Lawrence v. Martin

22 Cal. 173 | Cal. | 1863

Norton, J. delivered the opinion of the Court—Cope, C. J. and Crocker, J. concurring.

This action was brought to recover damages for a malicious prosecution. After the action was commenced, but before trial, the plaintiff assigned the cause of action to Gr. E. Parmelee. A verdict was obtained by the plaintiff, and then, before the judgment was entered, the plaintiff, as he states, with the consent of Parmelee, assigned one-half of the recovery to C. H. S. Williams. Some months afterwards, and after the judgment was entered on the verdict, the defendant paid the amount of the judgment to the Sheriff of San Francisco County in satisfaction of two executions held by him against Lawrence in favor of other parties. An execution having been subsequently issued on the judgment in this action, the defendant obtained an order setting it aside, from which order this appeal is taken.

The defendant claims that the payment to the Sheriff was a satisfaction of the judgment in this action, pursuant to the pro*177visions of Sec. 240 of the Civil Practice Act. The plaintiff, in behalf of Parmelee and Williams, claims that such payment was ineffectual to satisfy the judgment, because at the time of such payment the debt had been transferred. To this the defendant replies that the assignment, being before judgment, was not of a debt, but of a cause of action for a personal injury, which is not assignable; and also, that if assignable, the payment was made before notice of such assignment.

The plaintiff cites the case of Robinson v. Weeks (6 How. Pr. 161) as a decision that the want of notice of the assignment does not render such a payment effectual if an assignment had in fact been made, upon the ground that such a payment is voluntary and the party making it must take care, at his own risk, that he pays to or for the benefit of the party to whom he at the time owes the debt. It is not necessary for us to consider the soundness of the reasoning upon which this proposition is based, because the same case admits that a cause of action for a personal injury is not assignable. That action was for an injury to property, and the Court say in regard to assignments for torts: “ The whole difficulty in regard to it, seems to have arisen from not distinguishing between such cases ” (injury to property) “ and mere personal torts, as assault and battery, slander and the like, which die with the person, and which all the authorities agree cannot be assigned.” In that case the assignment was after verdict and before judgment, as in this case, and it is clear from the remarks just quoted, that the payment would have been held good, if the cause of action had been for a personal injury, as in this case, and for that reason not assignable. “ In the latter case,” say the Court, “ there is nothing to assign but a mere injury, which does not survive the decease of the injured party, and in which no person can be regarded as having any property.” This remark answers the plaintiff’s suggestion, that he alone, and not the defendant, can object to the assignment. The objection to the assignment does not arise upon the form or sufficiency of the assignment, but upon the circumstance that the assignment is a nullity because there was no assignable subject upon which it could operate. (See also the cases of Comegys v. Vasse, 1 Pet. 193; and Hodgman v. Western Railroad, 7 *178How. Pr. 492.) Although the case of Countryman v. Boyer (3 Id. 387) is in words an authority for the plaintiff, the decision upon this point is made without reference to other decisions and without noticing the distinction between wrongs to the person and wrongs to property. If, as one case suggests, the assignment might amount to a covenant by the assignor not to collect the judgment when recovered, still it was not an assignment of any thing, and the plaintiff remained the owner of the judgment and the defendant’s debtor when the money was paid to the Sheriff.

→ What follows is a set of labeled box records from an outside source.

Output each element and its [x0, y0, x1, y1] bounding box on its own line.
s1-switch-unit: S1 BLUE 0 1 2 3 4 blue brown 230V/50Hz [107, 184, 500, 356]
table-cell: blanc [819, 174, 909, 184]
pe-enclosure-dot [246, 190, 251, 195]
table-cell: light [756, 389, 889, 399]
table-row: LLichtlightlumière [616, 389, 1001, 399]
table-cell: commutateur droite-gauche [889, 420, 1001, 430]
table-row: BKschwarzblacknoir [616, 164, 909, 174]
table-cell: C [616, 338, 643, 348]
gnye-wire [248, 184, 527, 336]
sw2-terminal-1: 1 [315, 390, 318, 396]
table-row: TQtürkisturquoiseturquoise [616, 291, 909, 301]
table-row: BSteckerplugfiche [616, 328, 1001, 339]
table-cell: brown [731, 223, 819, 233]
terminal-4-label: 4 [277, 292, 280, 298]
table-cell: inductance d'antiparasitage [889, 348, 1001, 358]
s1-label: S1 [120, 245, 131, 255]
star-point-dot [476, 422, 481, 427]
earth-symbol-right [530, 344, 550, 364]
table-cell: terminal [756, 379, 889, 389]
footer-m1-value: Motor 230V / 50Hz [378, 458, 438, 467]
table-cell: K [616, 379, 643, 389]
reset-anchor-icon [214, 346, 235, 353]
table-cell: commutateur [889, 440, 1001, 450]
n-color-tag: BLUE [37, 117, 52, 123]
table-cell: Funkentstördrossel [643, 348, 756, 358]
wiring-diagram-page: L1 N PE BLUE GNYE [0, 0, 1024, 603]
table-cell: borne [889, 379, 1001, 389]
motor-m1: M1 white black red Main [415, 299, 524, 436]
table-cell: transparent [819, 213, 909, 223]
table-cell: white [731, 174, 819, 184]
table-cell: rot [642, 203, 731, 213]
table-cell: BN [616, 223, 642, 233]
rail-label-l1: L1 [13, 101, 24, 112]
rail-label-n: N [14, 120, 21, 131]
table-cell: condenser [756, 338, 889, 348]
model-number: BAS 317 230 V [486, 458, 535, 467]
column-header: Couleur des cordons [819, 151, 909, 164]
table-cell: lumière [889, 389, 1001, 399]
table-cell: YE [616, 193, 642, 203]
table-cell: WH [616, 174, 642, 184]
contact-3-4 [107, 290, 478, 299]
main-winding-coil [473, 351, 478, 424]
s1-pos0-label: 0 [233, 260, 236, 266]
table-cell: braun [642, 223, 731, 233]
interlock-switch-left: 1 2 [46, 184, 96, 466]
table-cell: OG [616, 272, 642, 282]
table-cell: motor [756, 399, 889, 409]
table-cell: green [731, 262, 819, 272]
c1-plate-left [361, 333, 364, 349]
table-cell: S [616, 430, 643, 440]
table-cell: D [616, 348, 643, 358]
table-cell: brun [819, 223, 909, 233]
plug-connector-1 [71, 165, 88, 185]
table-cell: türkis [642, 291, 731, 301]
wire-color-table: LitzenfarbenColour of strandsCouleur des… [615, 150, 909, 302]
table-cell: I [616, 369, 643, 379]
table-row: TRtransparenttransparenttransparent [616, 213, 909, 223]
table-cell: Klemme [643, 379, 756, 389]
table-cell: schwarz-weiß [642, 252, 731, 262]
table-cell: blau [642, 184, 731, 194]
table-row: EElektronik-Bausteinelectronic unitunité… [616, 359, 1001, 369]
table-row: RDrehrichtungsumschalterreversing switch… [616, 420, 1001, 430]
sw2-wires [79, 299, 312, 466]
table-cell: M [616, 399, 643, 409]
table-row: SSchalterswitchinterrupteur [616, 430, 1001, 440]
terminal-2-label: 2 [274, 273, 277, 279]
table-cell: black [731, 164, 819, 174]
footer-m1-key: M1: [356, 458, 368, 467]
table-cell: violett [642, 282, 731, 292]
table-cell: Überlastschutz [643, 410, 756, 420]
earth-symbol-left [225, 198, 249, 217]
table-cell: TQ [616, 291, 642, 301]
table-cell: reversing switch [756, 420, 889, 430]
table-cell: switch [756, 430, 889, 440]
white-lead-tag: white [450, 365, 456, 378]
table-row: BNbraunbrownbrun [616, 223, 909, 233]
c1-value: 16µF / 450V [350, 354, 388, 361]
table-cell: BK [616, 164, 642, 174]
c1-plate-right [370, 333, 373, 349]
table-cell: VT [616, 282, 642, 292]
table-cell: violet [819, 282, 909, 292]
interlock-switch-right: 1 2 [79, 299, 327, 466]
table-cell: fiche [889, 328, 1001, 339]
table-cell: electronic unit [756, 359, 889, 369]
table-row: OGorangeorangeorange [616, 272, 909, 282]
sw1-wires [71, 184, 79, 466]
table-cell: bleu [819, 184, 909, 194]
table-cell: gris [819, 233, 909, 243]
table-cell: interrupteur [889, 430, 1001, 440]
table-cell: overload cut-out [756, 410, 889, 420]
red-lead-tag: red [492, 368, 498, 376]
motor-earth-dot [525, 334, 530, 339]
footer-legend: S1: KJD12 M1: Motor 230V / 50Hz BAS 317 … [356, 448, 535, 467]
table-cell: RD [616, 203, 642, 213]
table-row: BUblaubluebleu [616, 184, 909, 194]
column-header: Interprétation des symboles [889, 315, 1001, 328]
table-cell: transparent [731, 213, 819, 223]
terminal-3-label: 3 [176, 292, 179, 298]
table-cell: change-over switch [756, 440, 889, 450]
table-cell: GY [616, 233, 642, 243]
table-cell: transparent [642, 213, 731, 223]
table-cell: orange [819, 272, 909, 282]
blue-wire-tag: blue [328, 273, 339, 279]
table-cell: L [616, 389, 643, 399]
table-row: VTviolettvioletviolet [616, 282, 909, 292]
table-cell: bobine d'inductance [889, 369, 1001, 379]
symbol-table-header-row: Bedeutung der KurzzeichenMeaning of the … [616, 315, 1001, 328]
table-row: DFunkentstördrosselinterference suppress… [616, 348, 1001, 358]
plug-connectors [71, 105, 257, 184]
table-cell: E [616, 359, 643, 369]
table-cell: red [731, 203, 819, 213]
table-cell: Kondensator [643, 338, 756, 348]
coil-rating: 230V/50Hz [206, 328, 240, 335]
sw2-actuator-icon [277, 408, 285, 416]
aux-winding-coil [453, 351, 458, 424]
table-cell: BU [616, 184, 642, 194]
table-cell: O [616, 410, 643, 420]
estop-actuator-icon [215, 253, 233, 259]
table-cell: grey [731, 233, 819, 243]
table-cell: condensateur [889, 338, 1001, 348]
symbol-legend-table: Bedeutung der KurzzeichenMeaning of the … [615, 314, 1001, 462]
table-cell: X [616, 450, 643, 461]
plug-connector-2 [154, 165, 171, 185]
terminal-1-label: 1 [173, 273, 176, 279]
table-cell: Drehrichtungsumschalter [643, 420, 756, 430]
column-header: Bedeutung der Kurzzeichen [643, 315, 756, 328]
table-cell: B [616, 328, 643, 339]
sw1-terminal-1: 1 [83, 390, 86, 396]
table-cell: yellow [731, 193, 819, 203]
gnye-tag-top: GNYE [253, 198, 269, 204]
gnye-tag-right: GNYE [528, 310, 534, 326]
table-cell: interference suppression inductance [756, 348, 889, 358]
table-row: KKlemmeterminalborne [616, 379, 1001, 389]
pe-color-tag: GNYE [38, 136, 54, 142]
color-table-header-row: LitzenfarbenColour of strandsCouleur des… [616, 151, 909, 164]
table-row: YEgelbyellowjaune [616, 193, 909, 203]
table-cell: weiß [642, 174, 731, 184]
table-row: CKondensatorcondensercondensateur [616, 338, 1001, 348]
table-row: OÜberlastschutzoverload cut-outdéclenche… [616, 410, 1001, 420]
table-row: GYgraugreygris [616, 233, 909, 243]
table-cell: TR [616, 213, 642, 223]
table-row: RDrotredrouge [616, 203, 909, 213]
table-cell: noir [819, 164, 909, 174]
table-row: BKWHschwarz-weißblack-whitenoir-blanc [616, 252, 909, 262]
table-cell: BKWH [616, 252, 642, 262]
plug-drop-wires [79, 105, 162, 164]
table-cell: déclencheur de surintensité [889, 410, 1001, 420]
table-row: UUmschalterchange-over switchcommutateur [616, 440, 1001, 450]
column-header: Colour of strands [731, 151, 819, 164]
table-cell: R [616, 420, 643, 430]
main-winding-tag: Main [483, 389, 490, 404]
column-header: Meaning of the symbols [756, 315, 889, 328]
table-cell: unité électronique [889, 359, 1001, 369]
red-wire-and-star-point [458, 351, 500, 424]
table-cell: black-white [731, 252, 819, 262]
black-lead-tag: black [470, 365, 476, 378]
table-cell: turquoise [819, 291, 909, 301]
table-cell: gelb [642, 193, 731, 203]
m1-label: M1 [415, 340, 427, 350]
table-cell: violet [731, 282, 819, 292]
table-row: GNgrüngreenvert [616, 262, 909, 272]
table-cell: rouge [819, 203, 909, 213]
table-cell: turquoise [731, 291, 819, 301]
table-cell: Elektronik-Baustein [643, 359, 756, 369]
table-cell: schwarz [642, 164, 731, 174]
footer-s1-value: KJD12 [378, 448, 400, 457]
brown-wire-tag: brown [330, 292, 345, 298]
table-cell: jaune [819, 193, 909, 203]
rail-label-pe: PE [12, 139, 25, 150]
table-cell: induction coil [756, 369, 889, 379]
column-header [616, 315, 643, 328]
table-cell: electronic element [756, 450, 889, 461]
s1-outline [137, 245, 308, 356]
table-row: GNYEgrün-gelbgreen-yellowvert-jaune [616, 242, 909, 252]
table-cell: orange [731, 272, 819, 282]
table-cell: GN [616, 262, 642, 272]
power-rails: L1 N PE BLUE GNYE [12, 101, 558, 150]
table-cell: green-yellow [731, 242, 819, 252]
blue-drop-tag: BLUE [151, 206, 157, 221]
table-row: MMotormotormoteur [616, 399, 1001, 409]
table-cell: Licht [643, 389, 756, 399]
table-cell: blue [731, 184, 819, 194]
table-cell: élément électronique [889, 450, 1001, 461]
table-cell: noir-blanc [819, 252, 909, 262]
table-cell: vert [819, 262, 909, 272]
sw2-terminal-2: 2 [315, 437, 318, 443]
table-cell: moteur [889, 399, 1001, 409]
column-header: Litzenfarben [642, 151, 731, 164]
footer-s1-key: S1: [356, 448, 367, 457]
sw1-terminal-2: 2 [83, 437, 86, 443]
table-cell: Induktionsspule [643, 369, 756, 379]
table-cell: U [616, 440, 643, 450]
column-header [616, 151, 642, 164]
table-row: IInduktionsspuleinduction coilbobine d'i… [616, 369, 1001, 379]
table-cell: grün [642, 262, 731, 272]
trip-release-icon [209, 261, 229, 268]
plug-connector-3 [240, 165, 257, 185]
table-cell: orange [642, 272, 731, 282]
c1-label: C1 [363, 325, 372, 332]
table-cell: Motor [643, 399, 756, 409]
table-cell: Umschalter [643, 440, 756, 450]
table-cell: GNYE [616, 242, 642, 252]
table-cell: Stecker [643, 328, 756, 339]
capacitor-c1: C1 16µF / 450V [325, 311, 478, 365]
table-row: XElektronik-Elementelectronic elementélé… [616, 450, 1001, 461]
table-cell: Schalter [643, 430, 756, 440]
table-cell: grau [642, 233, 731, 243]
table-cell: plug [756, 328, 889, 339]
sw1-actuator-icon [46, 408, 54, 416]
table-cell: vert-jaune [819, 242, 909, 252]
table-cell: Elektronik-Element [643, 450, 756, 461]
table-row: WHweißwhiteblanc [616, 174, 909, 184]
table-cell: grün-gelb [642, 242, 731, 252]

The plaintiff in bis brief assumes that the payments were made upon the executions under which Sheriff Doane had made a levy, and argues that his successor, Ellis, could not receive payment upon them. The defendant’s affidavit, however, states the money to have been paid to the Sheriff on alias executions, and the receipt of Ellis is for money paid on the executions of which he had made levies.

The costs are only an incident of the verdict. They were not assigned in terms, nor was any judgment to be recovered assigned. If the verdict did not pass by the assignment, the costs did not pass.

The character of the claim was not changed, and it did not become a debt, which could be assigned in consequence of the verdict before a judgment was entered thereon. (Crouch v. Gridly, 6 Hill, 250; Kellogg v. Schulyer, 2 Denio, 73; Ex parte Charles, 14 East. 197.)

After judgment was entered upon the verdict, it became a debt which the defendant could pay to the Sheriff on executions against the plaintiff. (Mallory v. Norton, 21 Barb. 424.)

The order appealed from is therefore affirmed.